A causa di questa fusione, lo SWPC ha modificato l’entità della tempesta solare imminente da “moderata” a “forte”. Nelle regioni non illuminate dal Sole, si prevede la comparsa di intense aurore boreali ad alte latitudini. Mentre nelle nostre latitudini, soprattutto nelle ore notturne, potrebbero manifestarsi spettacolari aurore rosse (analoghe a quelle osservate in Italia a settembre 2023). O archi aurorali stabili (osservati nei cieli italiani nel mese di novembre 2023).

Aurora boreale
Aurora boreale: si vedrà ancora in Italia?

Cos’è una tempesta solare “cannibale”

Il Sole, con il suo campo magnetico capace di accumulare considerevoli quantità di energia in specifici punti, può rilasciarla improvvisamente, simile a quanto accade nei terremoti. Questo rilascio energetico si manifesta con un brillamento solare intenso. Caratterizzato da lampi di radiazione ad alta energia, e talvolta con l’espulsione violenta di plasma proveniente dalla corona solare, la regione più esterna dell’atmosfera solare. Quando tali espulsioni raggiungono la Terra, possono generare tempeste solari e spettacolari aurore polari.

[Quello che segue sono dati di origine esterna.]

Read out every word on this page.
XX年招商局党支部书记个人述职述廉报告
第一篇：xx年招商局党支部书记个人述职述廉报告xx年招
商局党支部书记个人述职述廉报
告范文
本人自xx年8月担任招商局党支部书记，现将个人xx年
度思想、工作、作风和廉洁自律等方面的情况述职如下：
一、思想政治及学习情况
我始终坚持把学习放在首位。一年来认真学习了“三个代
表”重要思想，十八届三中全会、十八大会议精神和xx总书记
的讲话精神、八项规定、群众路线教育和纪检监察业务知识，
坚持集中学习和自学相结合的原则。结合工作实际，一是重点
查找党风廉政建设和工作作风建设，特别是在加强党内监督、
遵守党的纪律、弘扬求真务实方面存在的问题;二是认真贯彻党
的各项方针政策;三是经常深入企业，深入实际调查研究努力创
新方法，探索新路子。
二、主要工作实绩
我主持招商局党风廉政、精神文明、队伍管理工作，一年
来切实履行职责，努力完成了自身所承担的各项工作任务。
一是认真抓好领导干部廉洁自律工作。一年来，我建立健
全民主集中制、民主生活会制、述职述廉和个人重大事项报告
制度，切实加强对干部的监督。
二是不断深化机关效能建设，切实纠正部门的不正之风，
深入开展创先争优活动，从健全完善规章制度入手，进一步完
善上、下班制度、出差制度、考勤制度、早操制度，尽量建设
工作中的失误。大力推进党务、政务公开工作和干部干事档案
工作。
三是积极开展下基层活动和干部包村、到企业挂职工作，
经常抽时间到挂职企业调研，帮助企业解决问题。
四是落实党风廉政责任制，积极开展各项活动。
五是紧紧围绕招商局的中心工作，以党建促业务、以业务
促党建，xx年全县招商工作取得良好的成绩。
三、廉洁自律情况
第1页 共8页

Nel caso di espulsioni di massa coronale multiple, vicine nel tempo e dirette nella stessa direzione, se l’ultima espulsione è più veloce delle precedenti, può raggiungerle e fondersi con esse, dando vita a quello che la NASA definisce una “tempesta solare cannibale”. Questo tipo di tempesta diventa quindi non solo più intensa, ma anche più complessa e, di conseguenza, più difficile da prevedere. Questa maggiore quantità di particelle cariche che raggiunge la Terra rende le corrispondenti tempeste geomagnetiche, ovvero le perturbazioni della magnetosfera terrestre, più violente e prolungate.

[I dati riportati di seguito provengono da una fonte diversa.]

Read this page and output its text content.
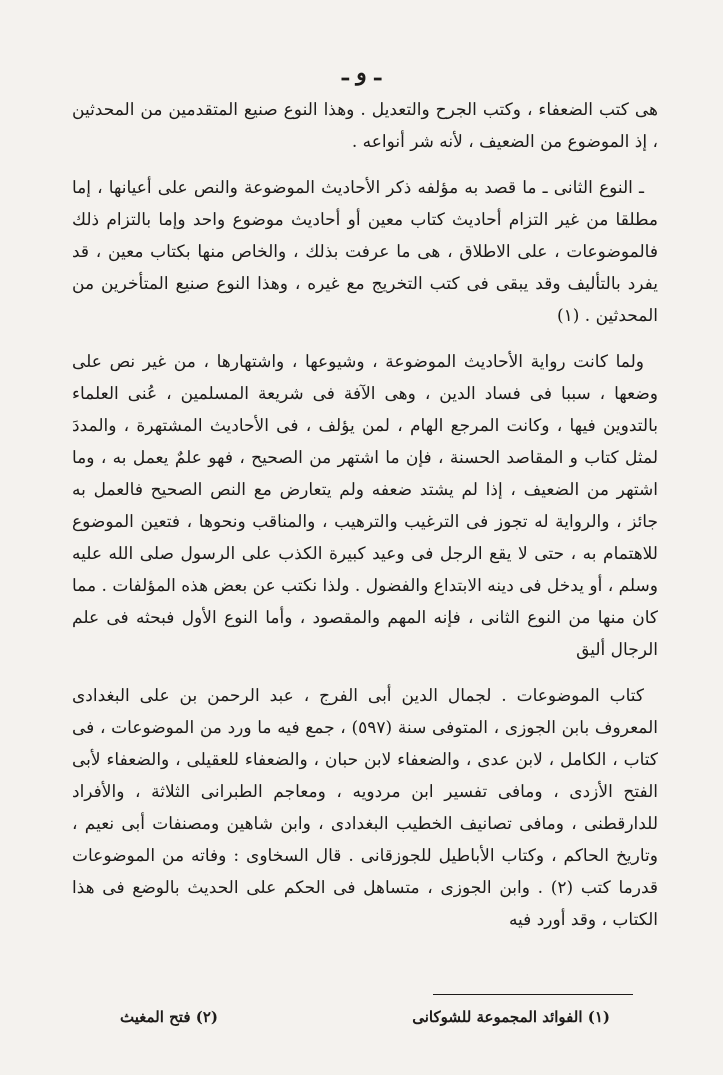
ـ و ـ

هى كتب الضعفاء ، وكتب الجرح والتعديل . وهذا النوع صنيع المتقدمين من المحدثين ، إذ الموضوع من الضعيف ، لأنه شر أنواعه .

ـ النوع الثانى ـ ما قصد به مؤلفه ذكر الأحاديث الموضوعة والنص على أعيانها ، إما مطلقا من غير التزام أحاديث كتاب معين أو أحاديث موضوع واحد وإما بالتزام ذلك فالموضوعات ، على الاطلاق ، هى ما عرفت بذلك ، والخاص منها بكتاب معين ، قد يفرد بالتأليف وقد يبقى فى كتب التخريج مع غيره ، وهذا النوع صنيع المتأخرين من المحدثين . (١)

ولما كانت رواية الأحاديث الموضوعة ، وشيوعها ، واشتهارها ، من غير نص على وضعها ، سببا فى فساد الدين ، وهى الآفة فى شريعة المسلمين ، عُنى العلماء بالتدوين فيها ، وكانت المرجع الهام ، لمن يؤلف ، فى الأحاديث المشتهرة ، والمددَ لمثل كتاب و المقاصد الحسنة ، فإن ما اشتهر من الصحيح ، فهو علمٌ يعمل به ، وما اشتهر من الضعيف ، إذا لم يشتد ضعفه ولم يتعارض مع النص الصحيح فالعمل به جائز ، والرواية له تجوز فى الترغيب والترهيب ، والمناقب ونحوها ، فتعين الموضوع للاهتمام به ، حتى لا يقع الرجل فى وعيد كبيرة الكذب على الرسول صلى الله عليه وسلم ، أو يدخل فى دينه الابتداع والفضول . ولذا نكتب عن بعض هذه المؤلفات . مما كان منها من النوع الثانى ، فإنه المهم والمقصود ، وأما النوع الأول فبحثه فى علم الرجال أليق

كتاب الموضوعات . لجمال الدين أبى الفرج ، عبد الرحمن بن على البغدادى المعروف بابن الجوزى ، المتوفى سنة (٥٩٧) ، جمع فيه ما ورد من الموضوعات ، فى كتاب ، الكامل ، لابن عدى ، والضعفاء لابن حبان ، والضعفاء للعقيلى ، والضعفاء لأبى الفتح الأزدى ، ومافى تفسير ابن مردويه ، ومعاجم الطبرانى الثلاثة ، والأفراد للدارقطنى ، ومافى تصانيف الخطيب البغدادى ، وابن شاهين ومصنفات أبى نعيم ، وتاريخ الحاكم ، وكتاب الأباطيل للجوزقانى . قال السخاوى : وفاته من الموضوعات قدرما كتب (٢) . وابن الجوزى ، متساهل فى الحكم على الحديث بالوضع فى هذا الكتاب ، وقد أورد فيه

(١) الفوائد المجموعة للشوكانى
(٢) فتح المغيث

La tempesta solare imminente, generata dalla regione attiva solare nota come AR 3500, ha avuto origine da un brillamento di classe X, il più intenso nella scala. Questa espulsione ha superato in intensità quelle precedenti, che erano risultate da brillamenti di classe M, la seconda più intensa. Senza questo “cannibalismo” solare, la tempesta solare sulla Terra sarebbe stata di classe G2, considerata “moderata” secondo la classificazione ufficiale del NOAA. Tuttavia, a seguito di questa fusione, il disturbo risultante nel campo magnetico terrestre sarà di classe G3, ovvero “forte”.

In arrivo un’aurora boreale anche in Italia?

Le condizioni previste sono simili a quelle riscontrate il 5 novembre 2023. Quando in Italia sono stati osservati archi aurorali stabili, inizialmente scambiati per aurore boreali. Le possibili conseguenze includono problemi alle comunicazioni radio e al GPS, soprattutto a elevate latitudini. Inoltre c’è la possibilità di vedere intense aurore polari fino a latitudini insolitamente basse (circa 50°) e la possibilità di fenomeni come archi aurorali stabili a latitudini più basse.

Non sono attese significative minacce di danni gravi, che richiederebbero una tempesta solare di classe G4 (“severa”) o G5 (“estrema”), più intensa di quella attesa. In Italia, non dovremmo osservare aurore o altri fenomeni, poiché la tempesta colpirà la Terra mentre il nostro paese è illuminato dal Sole. Tuttavia, non è esclusa la possibilità di luci o bagliori visibili dopo il tramonto.